En 2010, vous sortez de l’INSA Lyon avec un double diplôme ingénieur-architecte en poche. Alors « ingénieur », vous décidez de compléter vos apprentissages avec un Master à l’ENSA Paris-Malaquais, devenant ainsi pleinement « architecte ». Avez-vous choisi votre camp entre les deux fonctions ?
Avoir suivi un double cursus ingénieur-architecte permet une liberté folle : celle de ne pas avoir peur des contraintes techniques et même d’en jouer. Il me semble qu’il est illusoire de croire que l’on peut être ingénieur et architecte à la fois. Je l’ai longtemps cru en étant étudiant mais ce sont deux métiers distincts, avec des charges de travail et des responsabilités différentes. Moi, j’ai choisi l’archi mais j’utilise la connaissance et la méthode de l’ingénieur au quotidien. Je pense que je fais machinalement des allers-retours dans mon esprit entre les ambitions de l’architecte, et les contraintes de l’ingénieur. Mieux encore, ce double-diplôme me permet d’être en capacité de discuter avec tous les mondes de la construction, parce que je comprends leur argumentaire. D’ailleurs, j’ai commencé mon parcours professionnel chez un architecte qui avait aussi la particularité d’être ingénieur-architecte. C’est ainsi que j’ai rencontré mon actuel associé, Thibaut Dubegny, qui est ingénieur structure. Depuis 2019, nous avons fondé notre propre Agence, « Nu » avec laquelle nous cherchons à trouver des solutions à des problématiques auxquelles l’architecture classique et conventionnelle ne pourrait pas répondre. Notre démarche est d’ailleurs très « ingénieur », puisqu’elle dit : « posez-nous un problème, et c’est à nous de trouver une réponse ».

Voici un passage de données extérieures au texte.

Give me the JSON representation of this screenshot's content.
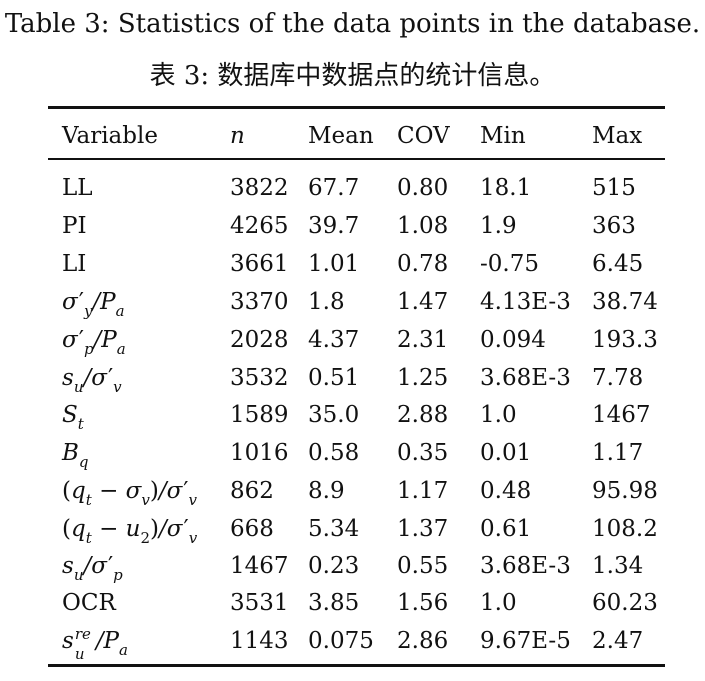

Clubhouse de Dingy Saint-Clair avec une façade
s’ouvrant entièrement grâce à des baies coulissantes.
(Agence Nu)
Cette réponse, vous semblez la trouver dans une appétence particulière pour la structure des constructions. C’est d’ailleurs ce qui explique le nom que vous avez donné à votre agence, « Nu ».

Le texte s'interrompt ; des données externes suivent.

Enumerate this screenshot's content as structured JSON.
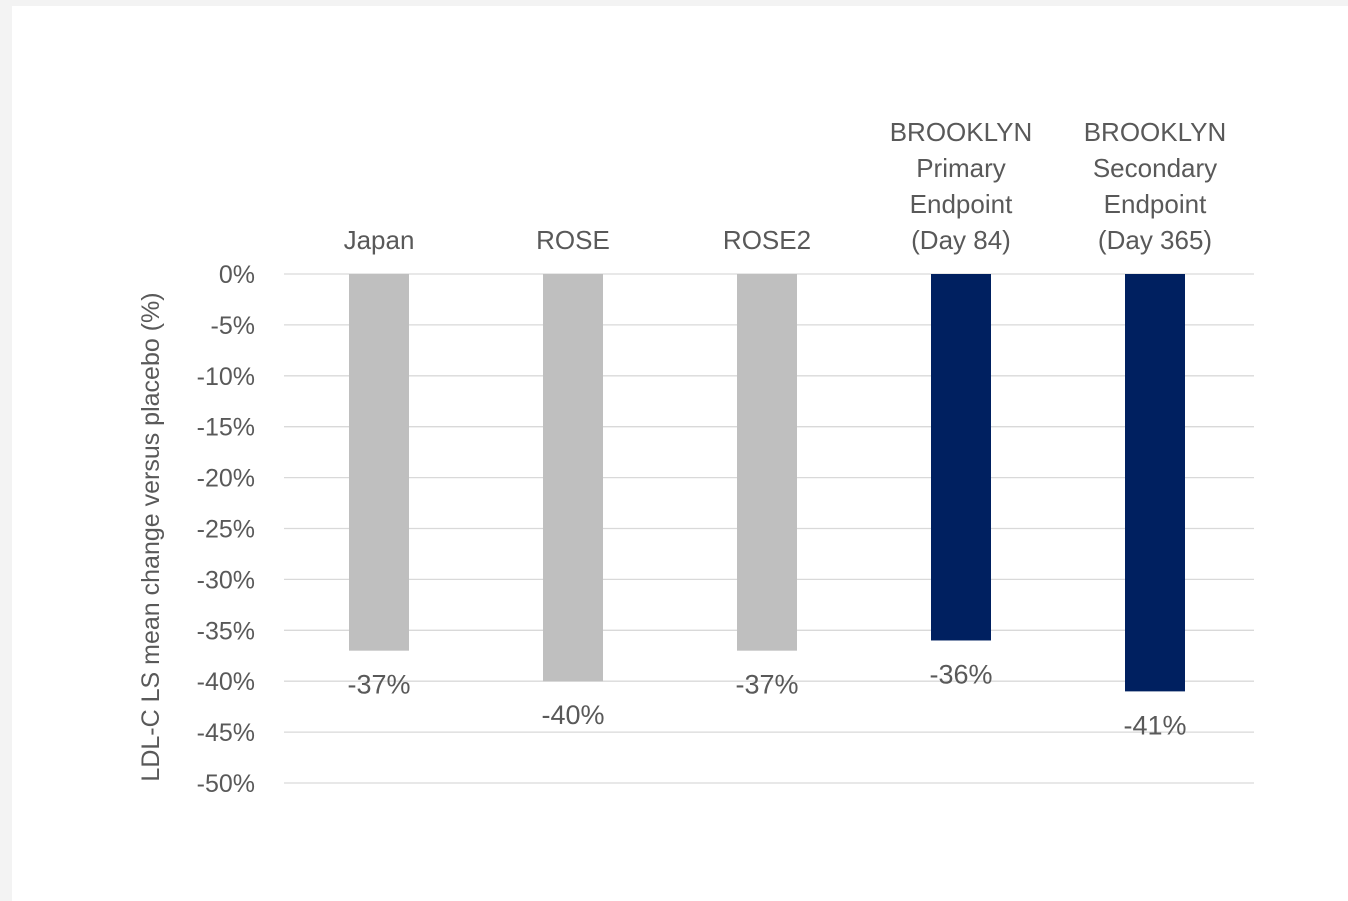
{
  "chart_data": {
    "type": "bar",
    "title": "",
    "xlabel": "",
    "ylabel": "LDL-C LS mean change versus placebo (%)",
    "categories": [
      [
        "Japan"
      ],
      [
        "ROSE"
      ],
      [
        "ROSE2"
      ],
      [
        "BROOKLYN",
        "Primary",
        "Endpoint",
        "(Day 84)"
      ],
      [
        "BROOKLYN",
        "Secondary",
        "Endpoint",
        "(Day 365)"
      ]
    ],
    "values": [
      -37,
      -40,
      -37,
      -36,
      -41
    ],
    "value_labels": [
      "-37%",
      "-40%",
      "-37%",
      "-36%",
      "-41%"
    ],
    "bar_colors": [
      "#bfbfbf",
      "#bfbfbf",
      "#bfbfbf",
      "#002060",
      "#002060"
    ],
    "ylim": [
      -50,
      0
    ],
    "yticks": [
      0,
      -5,
      -10,
      -15,
      -20,
      -25,
      -30,
      -35,
      -40,
      -45,
      -50
    ],
    "ytick_labels": [
      "0%",
      "-5%",
      "-10%",
      "-15%",
      "-20%",
      "-25%",
      "-30%",
      "-35%",
      "-40%",
      "-45%",
      "-50%"
    ],
    "grid": true,
    "legend": "none",
    "colors": {
      "gray": "#bfbfbf",
      "navy": "#002060",
      "gridline": "#d9d9d9",
      "text": "#595959"
    }
  }
}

Effectivement, nous sommes convaincus que la dernière chose qu’il reste d’un bâtiment avant qu’il ne disparaisse, c’est sa structure. C’est un élément fondateur qui restera toujours à propos, malgré le temps qui passe : elle traverse les âges. Si elle n’est pas trop mal faite, une structure ne détermine pas la nature d’un bâtiment contrairement à une façade qui elle, peut évoluer en fonction des usages ou des normes. Ça n’est pas elle qui dicte la fonction du bâti qu’il s’agisse de bureaux ou de logements par exemple. Dans l’architecture, personne n’a trop d’ambition sur la structure, « tant que ça tient ». Nous en avons fait notre cheval de bataille : elle doit porter l’usage et la forme. Nous cherchons à travailler des ouvrages cohérents et unitaires. Le nom de notre agence fait également référence au corps humain et rappelle une chose presque invariable dans les cahiers des charges des constructions : notre mission est de dessiner des structures pour l’humain et ses activités. Et c’est assez génial de pouvoir travailler avec très peu de choses, de jouer avec les contraintes techniques et de chercher à donner une identité à l’ouvrage, que ce soit pour du bâtiment d’habitations ou des ouvrages d’art.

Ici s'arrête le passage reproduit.